Yerel seçimlerde CHP’nin Ankara Büyükşehir Belediye Başkan Adayı
Mansur Yavaş, Anayasa Mahkemesi’nin yargı denetimi görevini
serbestçe, siyasi ve sosyal baskı altında kalmadan karar vereceğine
olan inançlarını muhafaza ettiklerini belirtti.
CHP’li Mansur Yavaş yaptığı yazılı açıklamada, bazı basın yayın
organlarında, Anayasa Mahkemesi’nin daha önce vermiş olduğu bir
karara atıf yapılarak, Yüksek Seçim Kurulu kararlarına karşı
Anayasa Mahkemesi’ne gidilmesinin mümkün olmadığına ilişkin yorum
ve haberler yayınlandığını hatırlatarak, şunları kaydetti:
“Tarafımızın Anayasa’nın 67. maddesinde ve AİHS’ye ek 1 numaralı
protokol 3. maddesinde tanımlanan serbest seçim hakkı, Anayasa’nın
36. maddesinde ve AİHS’in 6. maddesi (1) numaralı fıkrasında
tanımlanan adil yargılanma hakkı ve Anayasa’nın 25-26. maddeleri
ile AİHS’in 10. maddesinde tanımlanan ifade özgürlüğü hakları,
Yüksek Seçim Kurulu’nun başvurumuza konu olan hukuka aykırı kesin
kararı ile ihlal edilmiştir. 1982 Anayasası’nın 2. maddesinde
Türkiye Cumhuriyeti’nin bir hukuk devleti olduğu belirtilmekte, 5.
maddesinde devletin temel amaç ve görevleri arasında hukuk devleti
ilkesiyle bağdaşmayan engelleri kaldırmak sayılmakta, 11.
maddesinde Anayasa hükümlerinin yasama, yürütme ve yargı
organlarını, idare makamlarını ve diğer kuruluş ve kişileri
bağlayan temel hukuk kuralları olduğu, kanunların Anayasa’ya aykırı
olamayacağı ifade edilmekte, 8. ve 123. maddelerinde ise idarenin
yasallığı ilkesi vurgulanmaktadır.

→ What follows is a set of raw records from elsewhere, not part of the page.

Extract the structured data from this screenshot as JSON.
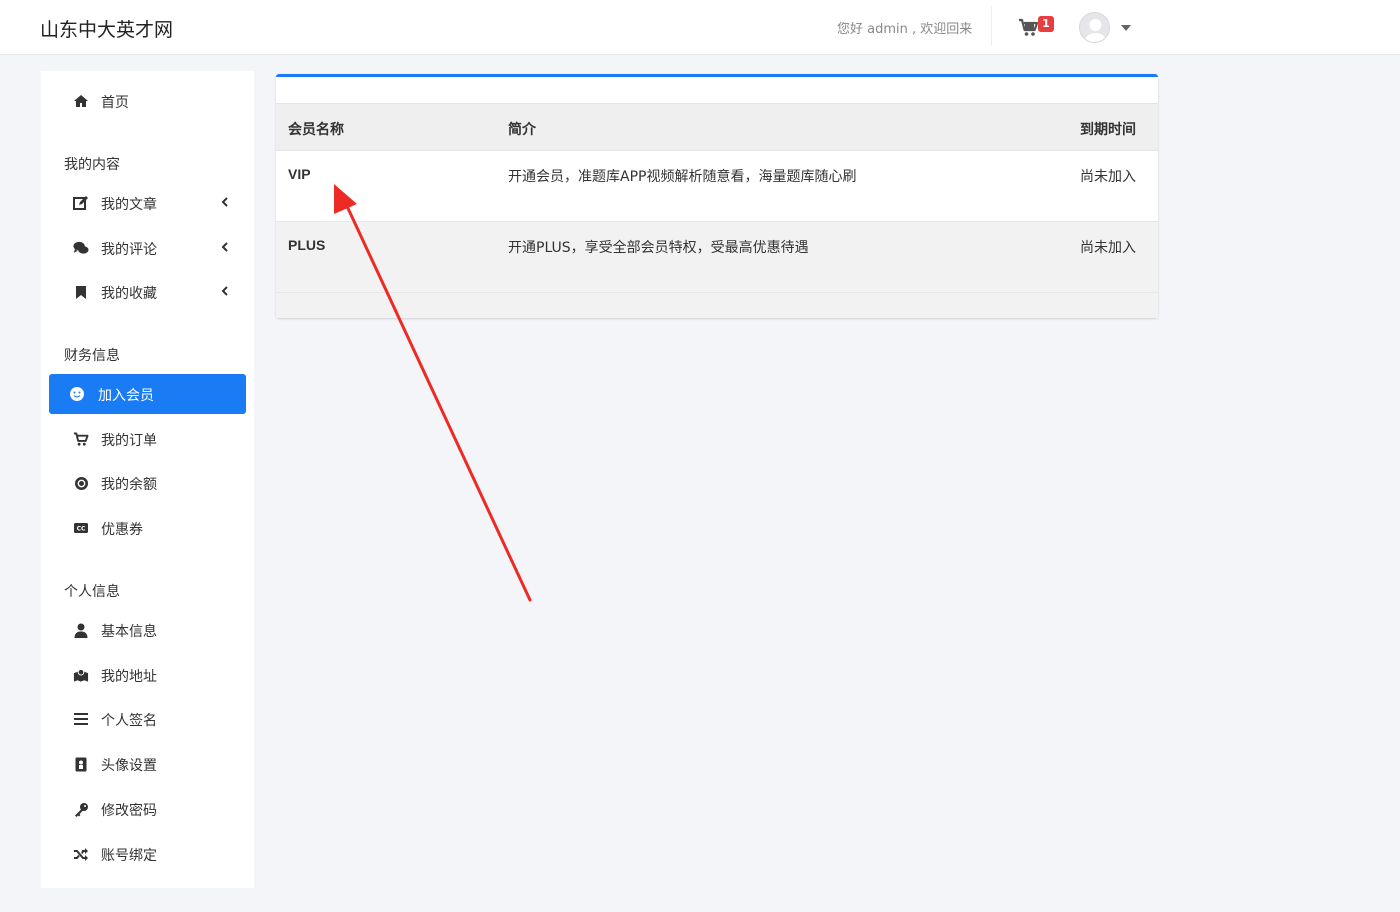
{
  "header": {
    "brand": "山东中大英才网",
    "greeting": "您好 admin , 欢迎回来",
    "cart_count": "1"
  },
  "sidebar": {
    "home": "首页",
    "section_content": "我的内容",
    "articles": "我的文章",
    "comments": "我的评论",
    "favorites": "我的收藏",
    "section_finance": "财务信息",
    "join_member": "加入会员",
    "orders": "我的订单",
    "balance": "我的余额",
    "coupons": "优惠券",
    "section_personal": "个人信息",
    "basic_info": "基本信息",
    "address": "我的地址",
    "signature": "个人签名",
    "avatar_settings": "头像设置",
    "change_password": "修改密码",
    "account_binding": "账号绑定"
  },
  "table": {
    "headers": [
      "会员名称",
      "简介",
      "到期时间"
    ],
    "rows": [
      {
        "name": "VIP",
        "desc": "开通会员，准题库APP视频解析随意看，海量题库随心刷",
        "expire": "尚未加入"
      },
      {
        "name": "PLUS",
        "desc": "开通PLUS，享受全部会员特权，受最高优惠待遇",
        "expire": "尚未加入"
      }
    ]
  },
  "colors": {
    "accent": "#1a7cf5",
    "badge": "#e63e3e",
    "annotation_arrow": "#ee2a24"
  }
}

Anayasada farklı şekillerde
ifade edilen hukuk devleti ilkesinin gerçekleştirilebilmesi ve
sürdürülebilmesindeki hayati rol temel hak ve özgürlükleri esas
alan yargı denetimidir. Basında yer alan haberlerde geçen ve
Anayasa Mahkemesi’nin sadece iki üyesinden oluşan bir komisyon
tarafından 2013 yılında verildiği anlaşılan kararda dayanak olarak
Anayasa’nın 79. maddesi ve Anayasa Mahkemesi Kuruluş ve Yargılama
Usulü Kanunu’nun 45/3. maddesindeki ‘Anayasa’nın yargı denetimi
dışında bıraktığı işlemler bireysel başvurunun konusu olamaz’ hükmü
gösterilmiştir. Ne var ki, Anayasa’nın 79. maddesindeki ‘YSK
kararları aleyhine başka bir mercie başvurulamaz’ hükmünden
anlaşılması gereken ise tıpkı Anayasa tarafından diğer Yüksek Yargı
organlarına tanınmış olan ‘kararlarının kesin olması’ olmalıdır.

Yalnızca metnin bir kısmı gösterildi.